08:51Donc, effectivement, on a des hommes politiques
08:55qu'on pourrait qualifier d'égoïs,
08:57mais nous, électeurs, avons-nous le sens de l'intérêt général
09:00lorsque nous votons ?
09:01Donc, la classe politique ne serait que le reflet de nous-mêmes,
09:04des citoyens que nous sommes, c'est ça ?
09:06C'est ce que je veux dire, oui.
09:08Olivier Roucan.
09:10Oui, alors, ce qui vient d'être dit est reproché
09:12aux femmes et aux hommes politiques depuis assez longtemps.
09:15Et les indicateurs sont très négatifs.
09:17Il y a une perception très négative depuis longtemps
09:19de la politique et du personnel politique.
09:21À tort, d'ailleurs, en partie.
09:23Simplement, il se passe quelque chose.
09:25C'est qu'il est vrai qu'on avait constaté ça aux Etats-Unis
09:28il y a quelques années.
09:29C'est que le monde politique clive davantage pour exister.
09:35Du fait de ce système de communication qu'on a évoqué.
09:37Et ça, cette polarisation souhaitée
09:39qui est beaucoup due aussi à l'influence des communicants
09:43dans le monde politique,
09:44cela a des conséquences démocratiques assez néfastes et négatives.

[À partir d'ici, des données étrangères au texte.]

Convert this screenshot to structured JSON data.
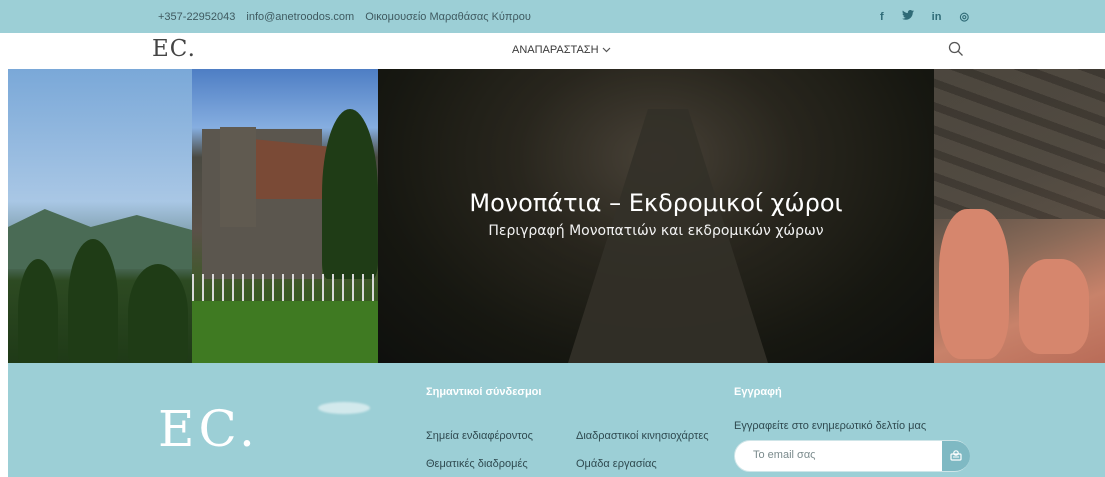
{
  "topbar": {
    "phone": "+357-22952043",
    "email": "info@anetroodos.com",
    "location": "Οικομουσείο Μαραθάσας Κύπρου",
    "social": [
      {
        "name": "facebook-icon",
        "glyph": "f"
      },
      {
        "name": "twitter-icon",
        "glyph": "🐦"
      },
      {
        "name": "linkedin-icon",
        "glyph": "in"
      },
      {
        "name": "instagram-icon",
        "glyph": "◎"
      }
    ]
  },
  "header": {
    "logo": "EC.",
    "menu_label": "ΑΝΑΠΑΡΑΣΤΑΣΗ",
    "search_icon": "search-icon"
  },
  "hero": {
    "title": "Μονοπάτια – Εκδρομικοί χώροι",
    "subtitle": "Περιγραφή Μονοπατιών και εκδρομικών χώρων"
  },
  "footer": {
    "logo": "EC.",
    "links_heading": "Σημαντικοί σύνδεσμοι",
    "links": [
      "Σημεία ενδιαφέροντος",
      "Διαδραστικοί κινησιοχάρτες",
      "Θεματικές διαδρομές",
      "Ομάδα εργασίας"
    ],
    "signup_heading": "Εγγραφή",
    "signup_text": "Εγγραφείτε στο ενημερωτικό δελτίο μας",
    "email_placeholder": "Το email σας",
    "send_icon": "send-icon"
  },
  "colors": {
    "accent": "#9ccfd6",
    "footer_text": "#2f4a50",
    "header_text": "#3a3a3a"
  }
}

09:48D'où la volonté de renouveler,
09:50comme l'a dit Sébastien Lecornu, son gouvernement
09:53en incluant des personnes de la société civile
09:55parmi les ministres.
09:56Il y en a huit, cette fois-ci.
09:57Huit, voilà.
09:58Bon, il faudra voir si cela tient face aux députés.
10:01Il y avait déjà eu une expérimentation de cette affaire
10:03sous Michel Rocard.
10:04Ça n'avait pas été très durable.
10:08Il faudra voir cette fois-ci.
10:09Merci Olivier Roucan, enseignant-chercheur en sciences politiques.